05 November 2025
Matt Evans, CEO at Lennox Data Centre Solutions
As data centres scale to handle AI workloads and ultra-high-density computing, cooling systems are being pushed harder than ever. Cooling alone can eat up nearly 40% of a facility’s total energy use.
But here’s the thing: the difference between a project that flies and one that fails isn’t just the tech. It’s the way we engineer and deliver it.
That’s why the future of cooling has to be engineering-led and collaborative. Not “you give me money, I give you kit,” but a genuine ecosystem approach where everyone works together from the very first conversation.
This means we’re not just building hardware. We’re designing around real-world challenges.
How do we get the equipment off the lorry and into the building? Can we pre-commission in the factory to cut install time? Can we make assembly so simple you don’t need an army of specialists on site, or a ‘special tool’ to put it together?
When you engineer with logistics, installation, maintenance and lifecycle in mind, you don’t just save time and money. You avoid the chaos that’s become rife in our industry.
The industry reality
Let’s be honest, the sector is in flux. AI is rewriting design requirements at a pace that’s breaking traditional planning cycles. Rack power density has gone from 10-15kW to 600kW in a decade, and no one knows if we’ll hit 1,000kW next year or next month.
Add to that a shrinking talent pool (half of data centre operators are struggling to get top talent in the door) and an influx of “overnight experts” that are appearing in every corner of the internet, and you’ve got a volatile environment.
This is where engineering-led thinking really counts. It’s clear that the industry needs to learn to pivot fast without cutting any corners, and building flexible, modular frameworks - think industrial Lego - means we can adapt quickly without completely starting from scratch.

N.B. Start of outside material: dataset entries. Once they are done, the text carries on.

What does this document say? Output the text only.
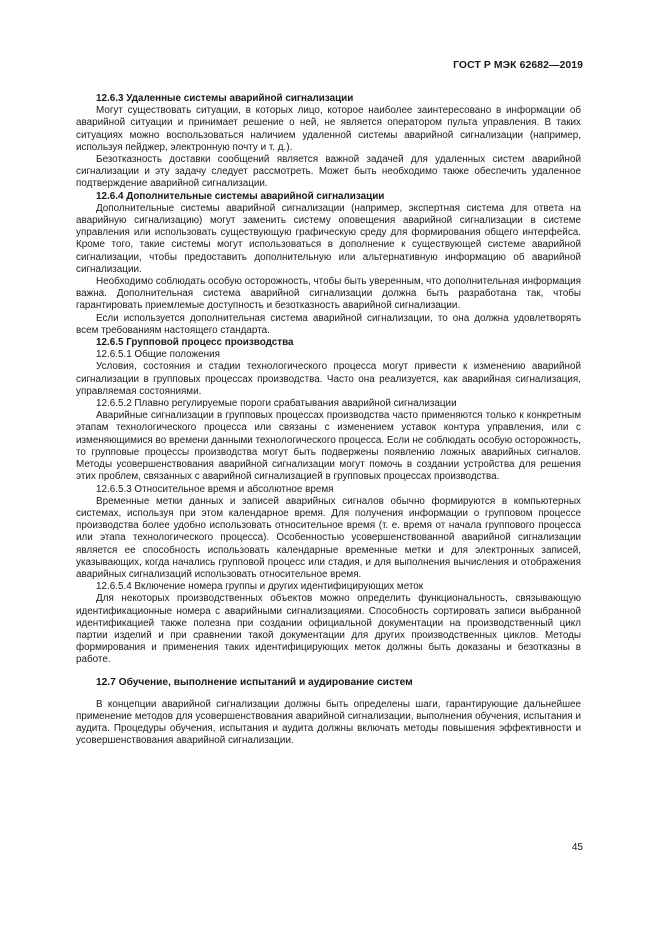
ГОСТ Р МЭК 62682—2019
12.6.3 Удаленные системы аварийной сигнализации

Могут существовать ситуации, в которых лицо, которое наиболее заинтересовано в информации об аварийной ситуации и принимает решение о ней, не является оператором пульта управления. В таких ситуациях можно воспользоваться наличием удаленной системы аварийной сигнализации (например, используя пейджер, электронную почту и т. д.).

Безотказность доставки сообщений является важной задачей для удаленных систем аварийной сигнализации и эту задачу следует рассмотреть. Может быть необходимо также обеспечить удаленное подтверждение аварийной сигнализации.

12.6.4 Дополнительные системы аварийной сигнализации

Дополнительные системы аварийной сигнализации (например, экспертная система для ответа на аварийную сигнализацию) могут заменить систему оповещения аварийной сигнализации в системе управления или использовать существующую графическую среду для формирования общего интерфейса. Кроме того, такие системы могут использоваться в дополнение к существующей системе аварийной сигнализации, чтобы предоставить дополнительную или альтернативную информацию об аварийной сигнализации.

Необходимо соблюдать особую осторожность, чтобы быть уверенным, что дополнительная информация важна. Дополнительная система аварийной сигнализации должна быть разработана так, чтобы гарантировать приемлемые доступность и безотказность аварийной сигнализации.

Если используется дополнительная система аварийной сигнализации, то она должна удовлетворять всем требованиям настоящего стандарта.

12.6.5 Групповой процесс производства
12.6.5.1 Общие положения

Условия, состояния и стадии технологического процесса могут привести к изменению аварийной сигнализации в групповых процессах производства. Часто она реализуется, как аварийная сигнализация, управляемая состояниями.

12.6.5.2 Плавно регулируемые пороги срабатывания аварийной сигнализации

Аварийные сигнализации в групповых процессах производства часто применяются только к конкретным этапам технологического процесса или связаны с изменением уставок контура управления, или с изменяющимися во времени данными технологического процесса. Если не соблюдать особую осторожность, то групповые процессы производства могут быть подвержены появлению ложных аварийных сигналов. Методы усовершенствования аварийной сигнализации могут помочь в создании устройства для решения этих проблем, связанных с аварийной сигнализацией в групповых процессах производства.

12.6.5.3 Относительное время и абсолютное время

Временные метки данных и записей аварийных сигналов обычно формируются в компьютерных системах, используя при этом календарное время. Для получения информации о групповом процессе производства более удобно использовать относительное время (т. е. время от начала группового процесса или этапа технологического процесса). Особенностью усовершенствованной аварийной сигнализации является ее способность использовать календарные временные метки и для электронных записей, указывающих, когда начались групповой процесс или стадия, и для выполнения вычисления и отображения аварийных сигнализаций использовать относительное время.

12.6.5.4 Включение номера группы и других идентифицирующих меток

Для некоторых производственных объектов можно определить функциональность, связывающую идентификационные номера с аварийными сигнализациями. Способность сортировать записи выбранной идентификацией также полезна при создании официальной документации на производственный цикл партии изделий и при сравнении такой документации для других производственных циклов. Методы формирования и применения таких идентифицирующих меток должны быть доказаны и безотказны в работе.

12.7 Обучение, выполнение испытаний и аудирование систем

В концепции аварийной сигнализации должны быть определены шаги, гарантирующие дальнейшее применение методов для усовершенствования аварийной сигнализации, выполнения обучения, испытания и аудита. Процедуры обучения, испытания и аудита должны включать методы повышения эффективности и усовершенствования аварийной сигнализации.

45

Big manufacturers often struggle with this because a small change triggers a mountain of re-certifications. But parametric systems don’t just adapt to today’s needs; they cut weeks off the design cycle because every configuration is pre-engineered and pre-tested.

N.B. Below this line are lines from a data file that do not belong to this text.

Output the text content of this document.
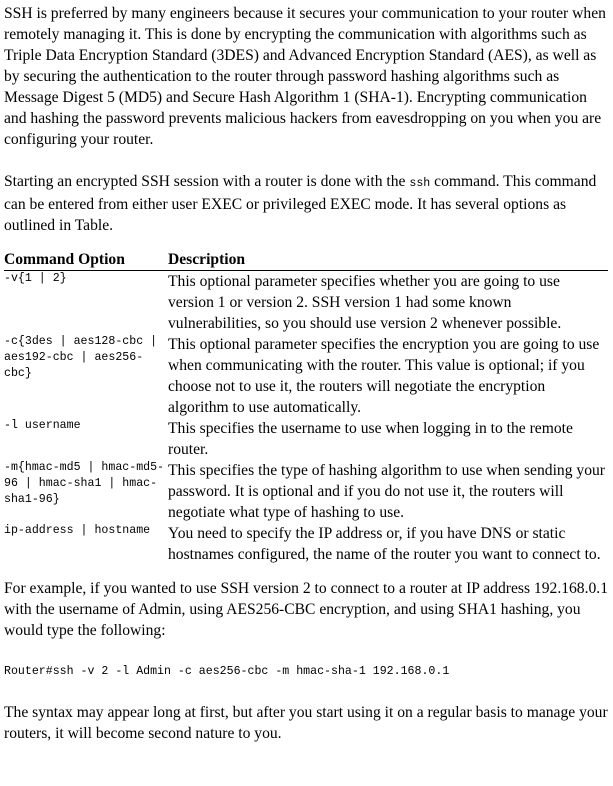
SSH is preferred by many engineers because it secures your communication to your router when remotely managing it. This is done by encrypting the communication with algorithms such as Triple Data Encryption Standard (3DES) and Advanced Encryption Standard (AES), as well as by securing the authentication to the router through password hashing algorithms such as Message Digest 5 (MD5) and Secure Hash Algorithm 1 (SHA-1). Encrypting communication and hashing the password prevents malicious hackers from eavesdropping on you when you are configuring your router.

Starting an encrypted SSH session with a router is done with the ssh command. This command can be entered from either user EXEC or privileged EXEC mode. It has several options as outlined in Table.

Command Option	Description
-v{1 | 2}	This optional parameter specifies whether you are going to use version 1 or version 2. SSH version 1 had some known vulnerabilities, so you should use version 2 whenever possible.
-c{3des | aes128-cbc | aes192-cbc | aes256-cbc}	This optional parameter specifies the encryption you are going to use when communicating with the router. This value is optional; if you choose not to use it, the routers will negotiate the encryption algorithm to use automatically.
-l username	This specifies the username to use when logging in to the remote router.
-m{hmac-md5 | hmac-md5-96 | hmac-sha1 | hmac-sha1-96}	This specifies the type of hashing algorithm to use when sending your password. It is optional and if you do not use it, the routers will negotiate what type of hashing to use.
ip-address | hostname	You need to specify the IP address or, if you have DNS or static hostnames configured, the name of the router you want to connect to.

For example, if you wanted to use SSH version 2 to connect to a router at IP address 192.168.0.1 with the username of Admin, using AES256-CBC encryption, and using SHA1 hashing, you would type the following:

Router#ssh -v 2 -l Admin -c aes256-cbc -m hmac-sha-1 192.168.0.1

The syntax may appear long at first, but after you start using it on a regular basis to manage your routers, it will become second nature to you.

Engineering you can count on
You can’t promise your customers that the whole project will go smoothly - anyone who does is selling fairy tales. But you can do everything on your side to guarantee that your part will be rock solid.
For us, that means always thinking two steps ahead: spotting problems before they appear, designing systems that slot seamlessly into place and making sure every stakeholder knows exactly what’s happening and when.
That’s the real differentiator. Not the loudest marketing claim, the glossiest brochure or ‘reinventing the wheel’, but the fact that when the pressure’s on, your kit performs, your team delivers and every “what if” has already been factored in.
I like to say that we’re literally joined at the hip. And because we work as an ecosystem, not in silos, we can engineer solutions around real-world constraints: how the equipment gets into the building, how quickly it can be assembled and whether it can be pre-commissioned in the factory.
By connecting manufacturers, contractors and operators from the start, every handover is smoother and surprises on site become virtually non-existent. This approach reduces installation time, minimises risk and, most importantly, takes uncertainty out of the equation.
Tomorrow’s challenges, solved today
From the noise in the industry around liquid cooling and sustainability, to the uncertainty in global supply chains, it’s clear that these are all symptoms of the same underlying challenge: the world we are building for today won’t be the world we operate in tomorrow.
But in this environment, the winners won’t be the ones shouting the loudest about “innovation” in their announcements and on their LinkedIn profiles. They’ll be the teams that engineer for resilience and adaptability from day one.
That means cooling systems designed with parametric flexibility, modular frameworks that can be reconfigured without re-certification headaches, and installation plans that anticipate logistical, operational and maintenance challenges before the first unit ships.
Does anyone really know what’s coming next? No, of course they don’t. Because here’s the truth: building for today is already behind schedule. It’s like designing a car that goes 500 mph, then saying, “Well, nobody’s built tyres for it yet - but that’s not our problem.” That’s where we are right now.
The only way to future-proof a data centre is to bake that adaptability into its DNA - from design to delivery - so that when the industry shifts again (and trust me, it will), you’re ready to pivot without missing a beat.
By designing for adaptability from day one, we give our customers more than hardware; they gain certainty, efficiency and the freedom to scale confidently, no matter what the future holds. That’s engineering-led cooling in action: solving today’s problems and preparing for tomorrow’s unknowns.